Relationship with Climate Change

It is difficult to link any particular individual tropical cyclone to climate change. But we do expect to see more powerful storms in future as a result of global warming. That's because storms feed on warm water, and higher water temperatures also lead to sea-level rise, which in turn increases the risk of flooding during high tides and in the event of storm surges. Warmer air also holds more atmospheric water vapor, which enables tropical storms to strengthen and unleash more precipitation.

A summary statement issued in 2018 by Tom Knutson, Chair, WMO Task Team on Tropical Cyclones and Climate Change, said:

"The Intergovernmental Panel on Climate Change Fifth Assessment Report presents a strong body of scientific evidence that most of the global warming observed over the past half century is very likely due to human-caused greenhouse gas emissions. But what does this change mean for hurricane activity? Here, we address these questions, starting with those conclusions where we have relatively more confidence:

Sea level rise–which very likely has a substantial human contribution to the global mean observed rise according to IPCC AR5--could be causing higher storm surge levels for tropical cyclones that do occur, all else assumed equal.
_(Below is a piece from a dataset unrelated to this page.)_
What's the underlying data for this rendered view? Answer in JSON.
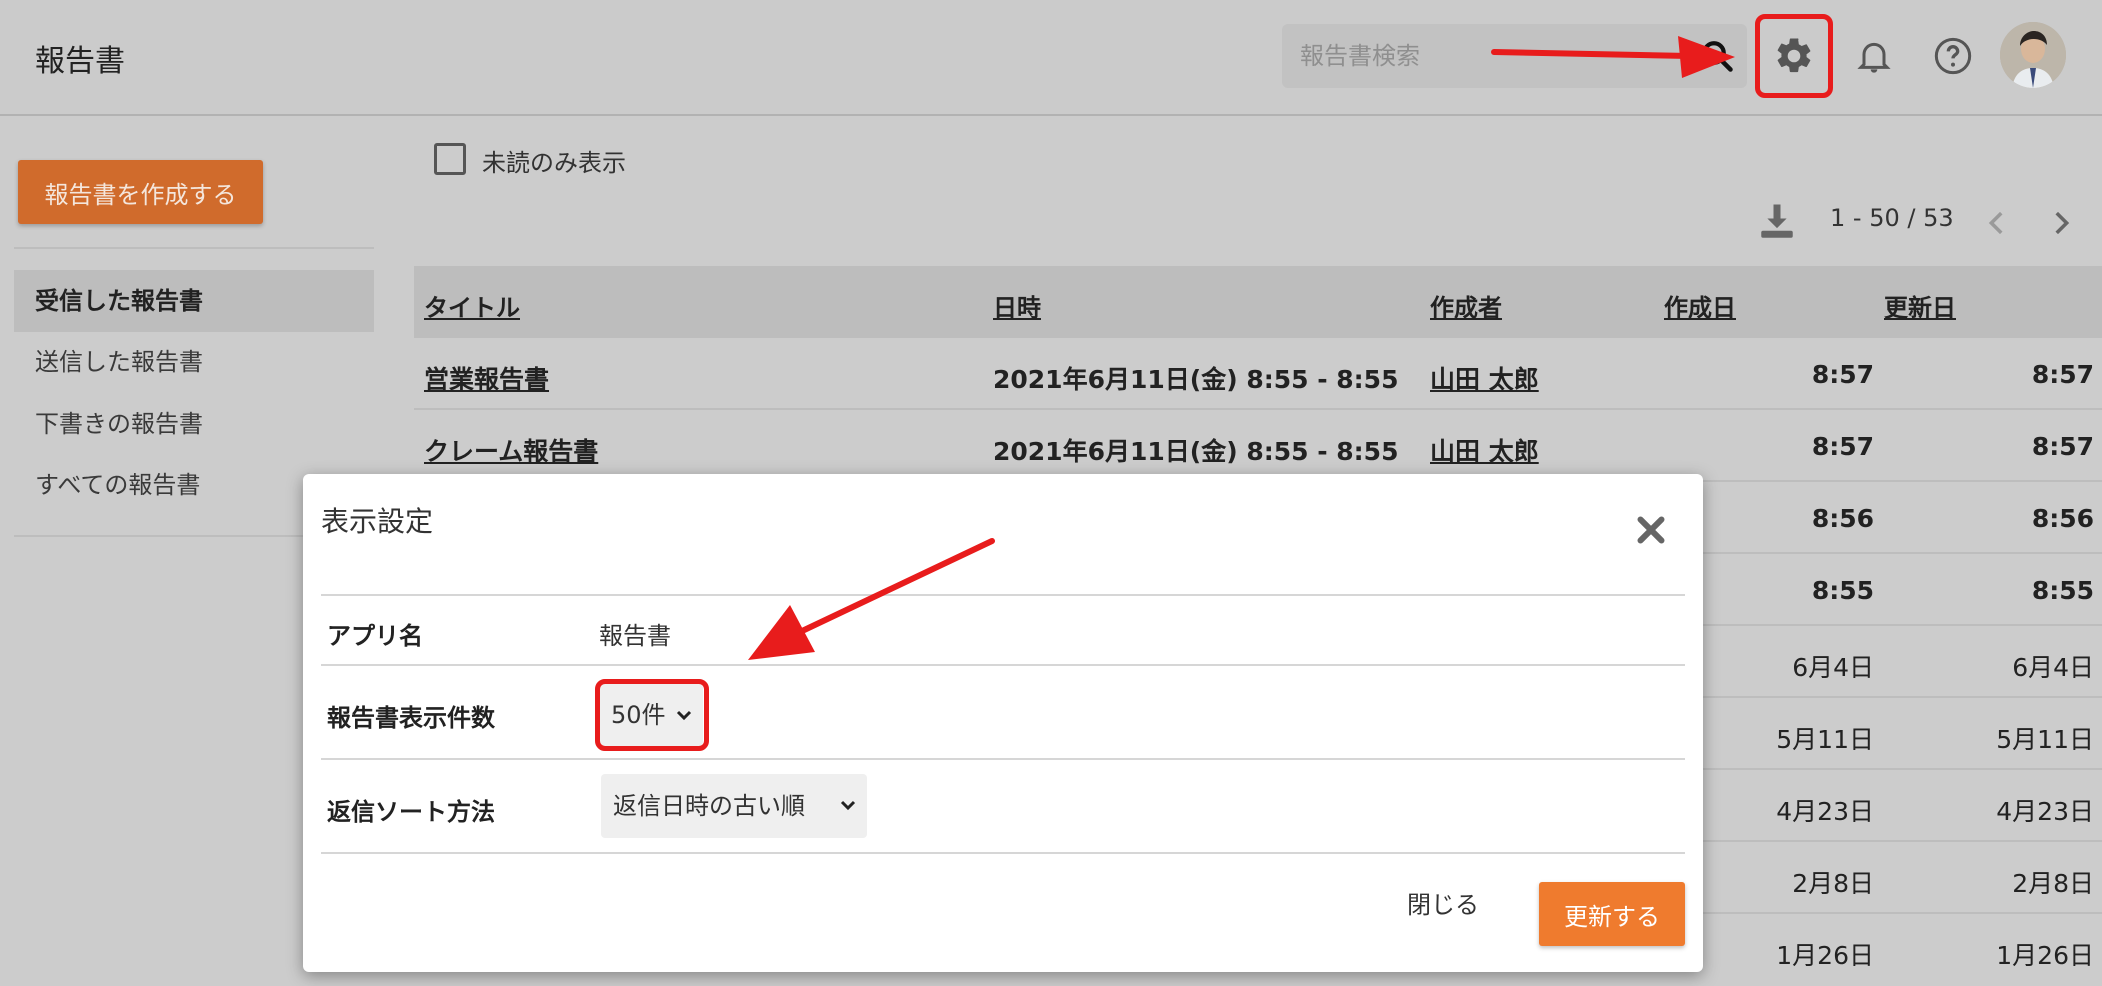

Tropical cyclone rainfall rates will likely increase in the future due to anthropogenic warming and accompanying increase in atmospheric moisture content. Models project an increase on the order of 10-15% for rainfall rates averaged within about 100 km of the storm for a 2 degree Celsius global warming scenario.

Tropical cyclone intensities globally will likely increase on average (by 1 to 10% according to model projections for a 2 degree Celsius global warming). This change would imply an even larger percentage increase in the destructive potential per storm, assuming no reduction in storm size. Storm size responses to anthropogenic warming are uncertain.

The global proportion of tropical cyclones that reach very intense (Category 4 and 5) levels will likely increase due to anthropogenic warming over the next century. There is less confidence in future projections of the global number of Category 4 and 5 storms, since most modeling studies project a decrease (or little change) in the global frequency of all tropical cyclones combined.